The Population Dynamics Option (PDO) is a cross-disciplinary, cross-faculty graduate program offered by the Centre on Population Dynamics (CPD) as an option within existing master’s and doctoral programs in the Departments of Sociology, Economics, and Epidemiology, Biostatistics and Occupational Health (EBOH) at McGill University. Students who have been admitted through their home department or faculty may apply for admission to the option. The option is coordinated by the CPD, in partnership with participating academic units.

Thus, in addition to the rigorous training provided in the Department of EBOH, graduate students who choose this option become Centre on Population Dynamics (CPD) student trainees. This affiliation notably offers opportunities for interdisciplinary research and supervision. The option also provides a forum whereby graduate students bring their disciplinary perspectives together and enrich each other's learning through structured courses, a weekly seminar series, and informal discussions and networking.

With interdisciplinary research being increasingly important to understanding complex social and biological processes, CPD student trainees benefit from both a strong disciplinary foundation from their departmental affiliations, as well as from the sharing of knowledge across disciplinary boundaries through CPD activities.
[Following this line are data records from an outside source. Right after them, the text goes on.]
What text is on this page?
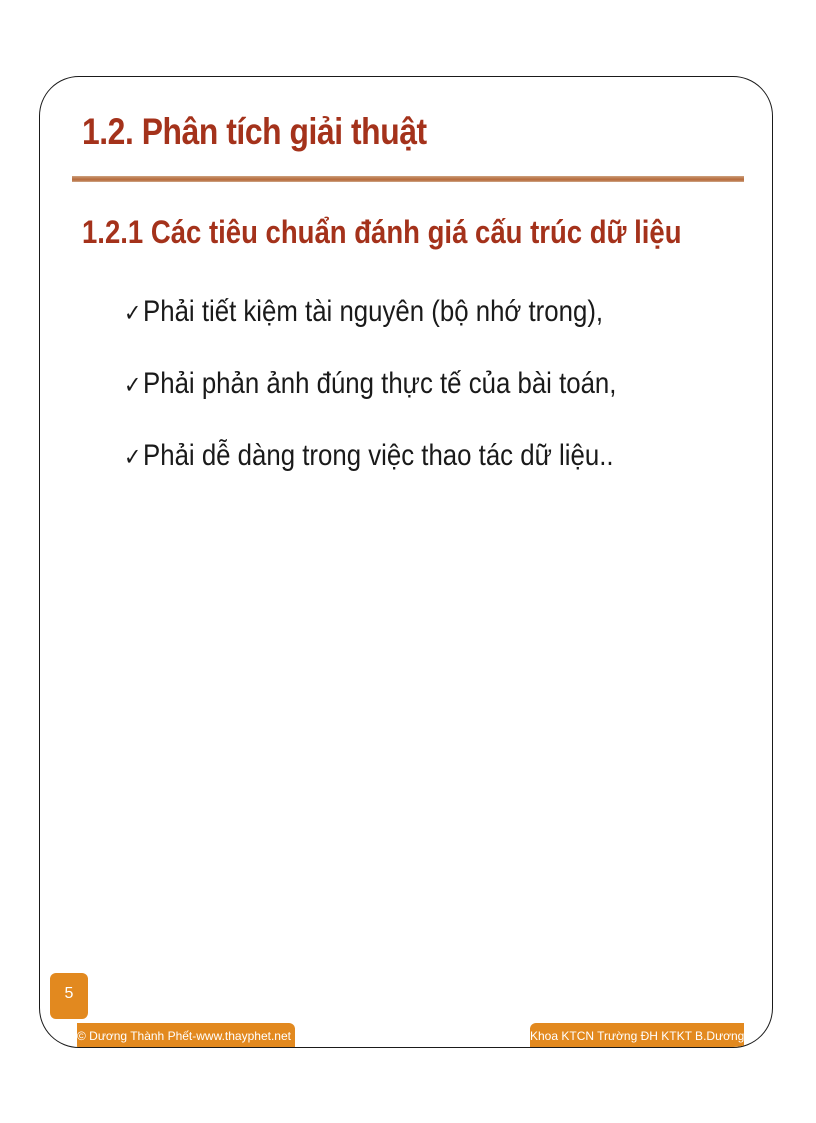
1.2. Phân tích giải thuật
1.2.1 Các tiêu chuẩn đánh giá cấu trúc dữ liệu
✓ Phải tiết kiệm tài nguyên (bộ nhớ trong),
✓ Phải phản ảnh đúng thực tế của bài toán,
✓ Phải dễ dàng trong việc thao tác dữ liệu..
5
© Dương Thành Phết-www.thayphet.net	Khoa KTCN Trường ĐH KTKT B.Dương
Taken from Programs, Courses and University Regulations 2016-2017 (last updated Jul. 18, 2016).
 

Epidemiology Admission Requirements and Application Procedures

Admission Requirements

The graduate programs in Epidemiology (M.Sc. and Ph.D.) and Public Health (M.Sc.) require substantial quantitative skills. The Admission Committees for these programs require documented proof of quantitative proficiency including good grades in college-level differential and integral calculus.

The GRE is required of candidates who are health professional graduates from universities outside North America.

Master's in Epidemiology

Applicants to the M.Sc. in Epidemiology programs must hold a bachelor's degree in a related area.

Master's of Public Health

Applicants to the Master's of Public Health programs must hold a bachelor's degree. Experience in this field is an asset.

Ph.D.

Applicants to Ph.D. programs must hold a master's degree in Epidemiology or its equivalent. In addition to the Ph.D. requirements, applicants admitted to the Ph.D. degree program without the equivalent of an M.Sc. in Epidemiology at McGill will, in their first year, have to complete required coursework equivalent to the Master's Epidemiology program, as determined by the Department.

Complete details on the Epidemiology programs are available on our Departmental website. Information on the Master's of Public Health programs is available here.

Language Requirement

Minimum TOEFL scores required, when applicable, of 100 on the Internet-based test. Minimum score for IELTS: 6.5.

Application Procedures

McGill’s online application form for graduate program candidates is available at www.mcgill.ca/gradapplicants/apply.

See University Regulations and Resources > Graduate > Graduate Admissions and Application Procedures > Application Procedures for detailed application procedures.

Completed applications, with all supporting documents, must be uploaded directly to the McGill admissions processing system by the application deadlines.

Please see our website, www.mcgill.ca/epi-biostat-occh/academic-programs/grad/epidemiology/applying, for information on required documents.

Additional Requirements

Please consult www.mcgill.ca/epi-biostat-occh/academic-programs/grad/epidemiology/applying for information on our requirements.

Application Deadlines

The application deadlines listed here are set by the Department of Epidemiology, Biostatistics, and Occupational Health and may be revised at any time. Applicants must verify all deadlines and documentation requirements well in advance on the appropriate McGill departmental website; please consult the list at www.mcgill.ca/gps/contact/graduate-program.

Canadian International Special/Exchange/Visiting
Fall: Dec. 15 Fall: Dec. 15 Fall: Apr. 30
Winter: N/A Winter: N/A Winter: Sept. 10
Summer: N/A Summer: N/A Summer: N/A

Admission to graduate studies is competitive; accordingly, late and/or incomplete applications are considered only as time and space permit.

Taken from Programs, Courses and University Regulations 2016-2017 (last updated Jul. 18, 2016).